This project shows the performance impact of using DoubleZero on Solana validators. The dashboard is powered by a data pipeline which extracts data from public APIs, then transforms and combines the data for reporting.
Tableau dashboard: https://public.tableau.com/views/DoubleZeroSummary/SummaryDashboard
doublezero_data/
├── README.md
├── scripts/
│ ├── extraction/ # Data extraction scripts
│ ├── transformation/ # Data transformation scripts
│ ├── utils/ # Utility modules
│ └── combined_data.py # Prepare data for reporting
├── data/
│ ├── raw/ # Epoch level raw JSON data from APIs
│ │ ├── validators_main/ # validators.app data
│ │ └── epoch_performance/ # Solana Compass data
│ ├── transformed/ # Epoch level transformed CSV data
│ | ├── validators_main/
│ | └── epoch_performance/
│ └── combined/ # Combined data for reporting
├── requirements.txt
└── .env # Configuration file
pip install -r requirements.txtCreate a .env file in the project root with your API keys (secrets only):
# Required API keys (replace with your actual keys, no quotes needed)
# Visit https://www.validators.app/api-documentation, sign up, and generate an API key
VALIDATORS_APP_API_KEY=your_validators_app_key_hereConfiguration Values: Non-secret configuration values are stored in scripts/utils/config.py and include:
- API Base URLs (validators.app, Solana Beach, Solana Compass)
- Network configuration (DEFAULT_NETWORK=mainnet)
- Epoch range (START_EPOCH=835, END_EPOCH=851)
- Logging level (LOG_LEVEL=INFO)
- API rate limiting settings
Run the extraction scripts to fetch raw data from APIs:
# Extract validator data from validators.app (API key required)
python scripts/extraction/extract_validators_main.py
# Extract epoch performance data from Solana Compass (no API key required)

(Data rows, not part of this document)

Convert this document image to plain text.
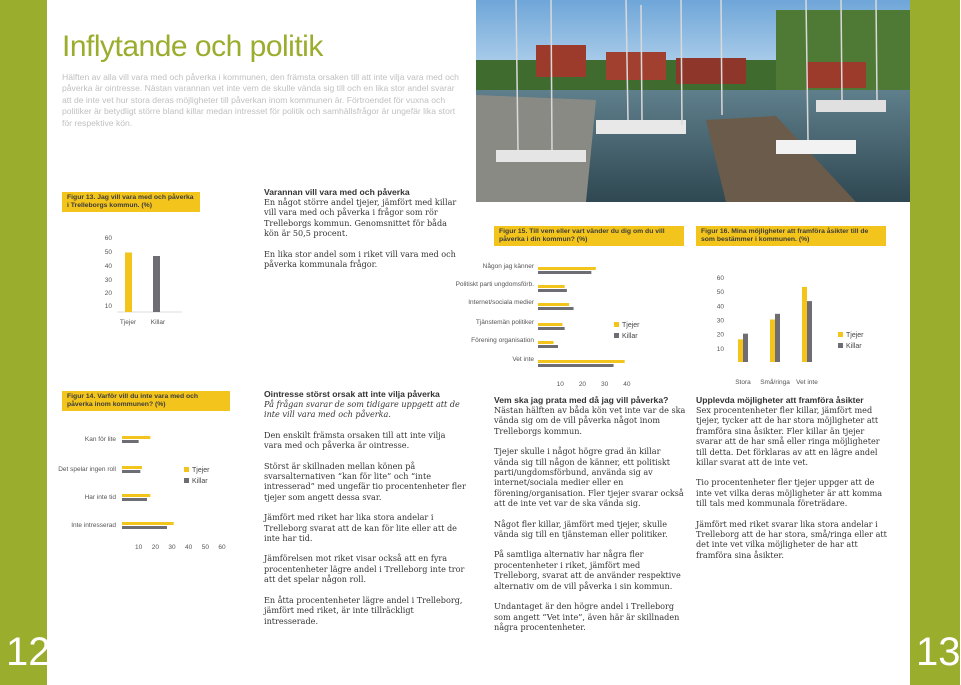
12	13
Inflytande och politik

Hälften av alla vill vara med och påverka i kommunen, den främsta orsaken till att inte vilja vara med och påverka är ointresse. Nästan varannan vet inte vem de skulle vända sig till och en lika stor andel svarar att de inte vet hur stora deras möjligheter till påverkan inom kommunen är. Förtroendet för vuxna och politiker är betydligt större bland killar medan intresset för politik och samhällsfrågor är ungefär lika stort för respektive kön.

Figur 13. Jag vill vara med och påverka i Trelleborgs kommun. (%)
60
50
40
30
20
10
Tjejer Killar
Varannan vill vara med och påverka

En något större andel tjejer, jämfört med killar vill vara med och påverka i frågor som rör Trelleborgs kommun. Genomsnittet för båda kön är 50,5 procent.

En lika stor andel som i riket vill vara med och påverka kommunala frågor.

Figur 14. Varför vill du inte vara med och påverka inom kommunen? (%)
Kan för lite
Det spelar ingen roll
Har inte tid
Inte intresserad
10 20 30 40 50 60
Tjejer
Killar
Ointresse störst orsak att inte vilja påverka

På frågan svarar de som tidigare uppgett att de inte vill vara med och påverka.

Den enskilt främsta orsaken till att inte vilja vara med och påverka är ointresse.

Störst är skillnaden mellan könen på svarsalternativen “kan för lite” och “inte intresserad” med ungefär tio procentenheter fler tjejer som angett dessa svar.

Jämfört med riket har lika stora andelar i Trelleborg svarat att de kan för lite eller att de inte har tid.

Jämförelsen mot riket visar också att en fyra procentenheter lägre andel i Trelleborg inte tror att det spelar någon roll.

En åtta procentenheter lägre andel i Trelleborg, jämfört med riket, är inte tillräckligt intresserade.

Figur 15. Till vem eller vart vänder du dig om du vill påverka i din kommun? (%)
Någon jag känner
Politiskt parti ungdomsförb.
Internet/sociala medier
Tjänstemän politiker
Förening organisation
Vet inte
10 20 30 40
Tjejer
Killar
Figur 16. Mina möjligheter att framföra åsikter till de som bestämmer i kommunen. (%)
60
50
40
30
20
10
Stora Små/ringa Vet inte
Tjejer
Killar
Vem ska jag prata med då jag vill påverka?

Nästan hälften av båda kön vet inte var de ska vända sig om de vill påverka något inom Trelleborgs kommun.

Tjejer skulle i något högre grad än killar vända sig till någon de känner, ett politiskt parti/ungdomsförbund, använda sig av internet/sociala medier eller en förening/organisation. Fler tjejer svarar också att de inte vet var de ska vända sig.

Något fler killar, jämfört med tjejer, skulle vända sig till en tjänsteman eller politiker.

På samtliga alternativ har några fler procentenheter i riket, jämfört med Trelleborg, svarat att de använder respektive alternativ om de vill påverka i sin kommun.

Undantaget är den högre andel i Trelleborg som angett “Vet inte”, även här är skillnaden några procentenheter.

Upplevda möjligheter att framföra åsikter

Sex procentenheter fler killar, jämfört med tjejer, tycker att de har stora möjligheter att framföra sina åsikter. Fler killar än tjejer svarar att de har små eller ringa möjligheter till detta. Det förklaras av att en lägre andel killar svarat att de inte vet.

Tio procentenheter fler tjejer uppger att de inte vet vilka deras möjligheter är att komma till tals med kommunala företrädare.

Jämfört med riket svarar lika stora andelar i Trelleborg att de har stora, små/ringa eller att det inte vet vilka möjligheter de har att framföra sina åsikter.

python scripts/extraction/extract_epoch_performance.pyRun the transformation scripts to convert raw JSON to clean CSV:
# Transform validators.app data
python scripts/transformation/transform_validators_main.py
# Transform epoch performance data
python scripts/transformation/transform_epoch_performance.py- This generates data for reporting
- In a production environment, this would have been replaced with the 'Load to database' step + creation of appropriate views
python scripts/transformation/combined_data.py- Purpose: Primary validator dimension data by epoch
- Authentication: API key required
- Key Fields: is_dz, jito, software_version, active_stake, location
- Purpose: Performance metrics for validators by epoch
- Authentication: None required
- Key Fields: median_block_time, transaction_count, skip_rate_percent, fees
- Some of the data is not reliable. For example, the values of is_dz (whether a validator uses Double Zero) and active_stake do not seem to be changing with epoch. That is, for any validator, it repeats the same info for all epochs.
- I was unable to find a high quality source for is_dz by epoch
- Median block time for DoubleZero validators shown in the dashboard is actually the median value of median block time for all validators for the epoch as we do not have block level information. This applies to other median statistics too.

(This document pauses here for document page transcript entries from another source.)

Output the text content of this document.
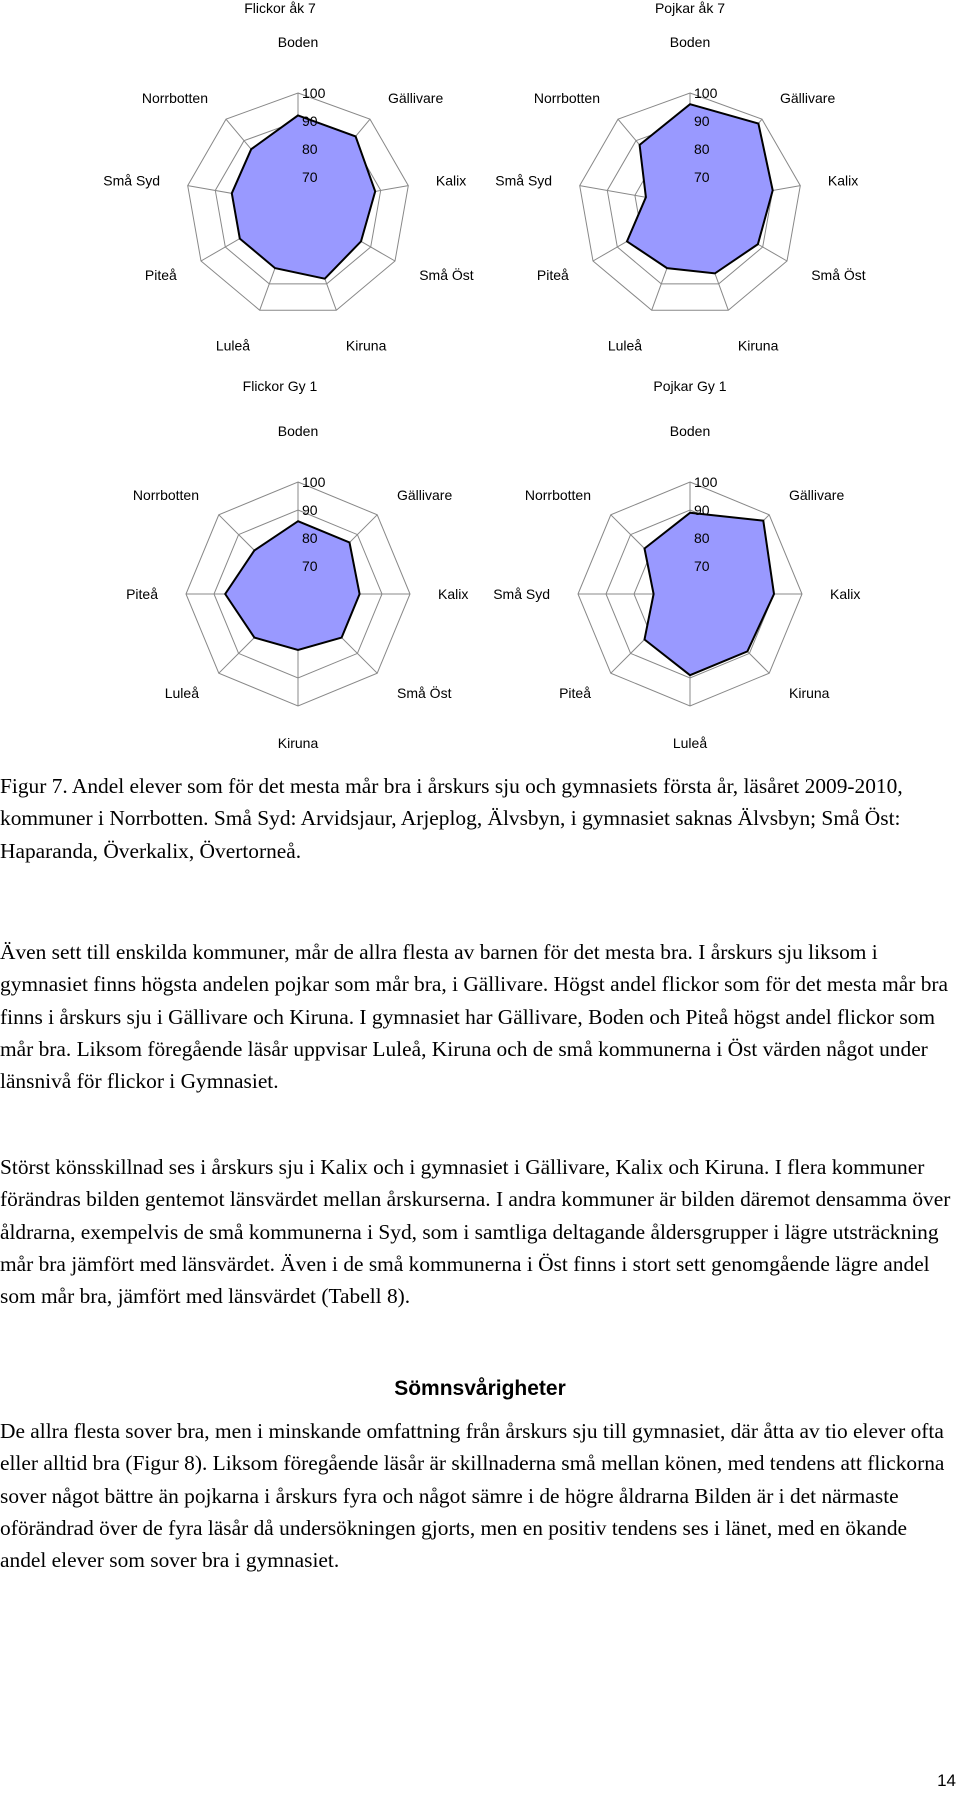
Flickor åk 7
70
80
90
100
Boden
Gällivare
Kalix
Små Öst
Kiruna
Luleå
Piteå
Små Syd
Norrbotten
Pojkar åk 7
70
80
90
100
Boden
Gällivare
Kalix
Små Öst
Kiruna
Luleå
Piteå
Små Syd
Norrbotten
Flickor Gy 1
70
80
90
100
Boden
Gällivare
Kalix
Små Öst
Kiruna
Luleå
Piteå
Norrbotten
Pojkar Gy 1
70
80
90
100
Boden
Gällivare
Kalix
Kiruna
Luleå
Piteå
Små Syd
Norrbotten

Figur 7. Andel elever som för det mesta mår bra i årskurs sju och gymnasiets första år, läsåret 2009-2010, kommuner i Norrbotten. Små Syd: Arvidsjaur, Arjeplog, Älvsbyn, i gymnasiet saknas Älvsbyn; Små Öst: Haparanda, Överkalix, Övertorneå.

Även sett till enskilda kommuner, mår de allra flesta av barnen för det mesta bra. I årskurs sju liksom i gymnasiet finns högsta andelen pojkar som mår bra, i Gällivare. Högst andel flickor som för det mesta mår bra finns i årskurs sju i Gällivare och Kiruna. I gymnasiet har Gällivare, Boden och Piteå högst andel flickor som mår bra. Liksom föregående läsår uppvisar Luleå, Kiruna och de små kommunerna i Öst värden något under länsnivå för flickor i Gymnasiet.

Störst könsskillnad ses i årskurs sju i Kalix och i gymnasiet i Gällivare, Kalix och Kiruna. I flera kommuner förändras bilden gentemot länsvärdet mellan årskurserna. I andra kommuner är bilden däremot densamma över åldrarna, exempelvis de små kommunerna i Syd, som i samtliga deltagande åldersgrupper i lägre utsträckning mår bra jämfört med länsvärdet. Även i de små kommunerna i Öst finns i stort sett genomgående lägre andel som mår bra, jämfört med länsvärdet (Tabell 8).

Sömnsvårigheter

De allra flesta sover bra, men i minskande omfattning från årskurs sju till gymnasiet, där åtta av tio elever ofta eller alltid bra (Figur 8). Liksom föregående läsår är skillnaderna små mellan könen, med tendens att flickorna sover något bättre än pojkarna i årskurs fyra och något sämre i de högre åldrarna Bilden är i det närmaste oförändrad över de fyra läsår då undersökningen gjorts, men en positiv tendens ses i länet, med en ökande andel elever som sover bra i gymnasiet.

14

- Raw data is collected by epoch. As each epoch lasts for ~2 days, we do not have data for some dates. To create timeline charts by date (instead of epoch #), we would need to impute missing values from the previous day's value.

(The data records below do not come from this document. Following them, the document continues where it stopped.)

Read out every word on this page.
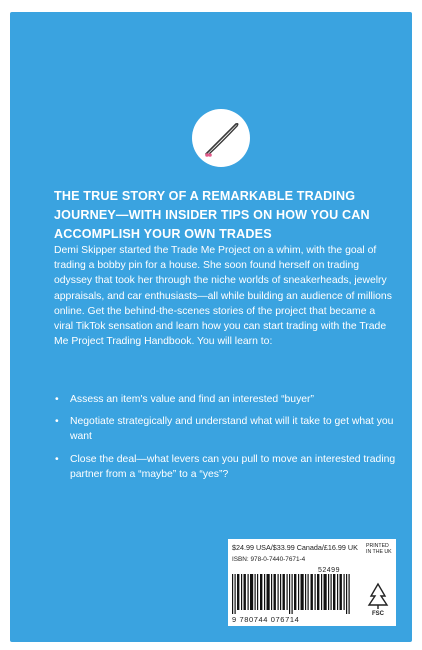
THE TRUE STORY OF A REMARKABLE TRADING JOURNEY—WITH INSIDER TIPS ON HOW YOU CAN ACCOMPLISH YOUR OWN TRADES

Demi Skipper started the Trade Me Project on a whim, with the goal of trading a bobby pin for a house. She soon found herself on trading odyssey that took her through the niche worlds of sneakerheads, jewelry appraisals, and car enthusiasts—all while building an audience of millions online. Get the behind-the-scenes stories of the project that became a viral TikTok sensation and learn how you can start trading with the Trade Me Project Trading Handbook. You will learn to:

• Assess an item's value and find an interested “buyer”
• Negotiate strategically and understand what will it take to get what you want
• Close the deal—what levers can you pull to move an interested trading partner from a “maybe” to a “yes”?
$24.99 USA/$33.99 Canada/£16.99 UK PRINTED IN THE UK
ISBN: 978-0-7440-7671-4
52499
9 780744 076714
FSC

- The latitude and longitude of validators does not always align with the city the data center is in. We need to understand the inconsistency in more detail.
- Creating timeline view for staked sol by validator category (DoubleZero vs Non-DoubleZero) would have been interesting but I did not find a soure which gives this data for hundreds of validators in one API call. So this chart will be added in future.
- Instead of a separate extraction file for each data source, we could have used just one by passing the data source name as an argument and using a diferent API call accordingly. Similar logic could have been used for transformation too. However, separate files have been used for now for simplicity.
- Currently, the scripts are executed locally and Tableau data is refreshed manually. However, this can be productionized by using an appropriate cloud service.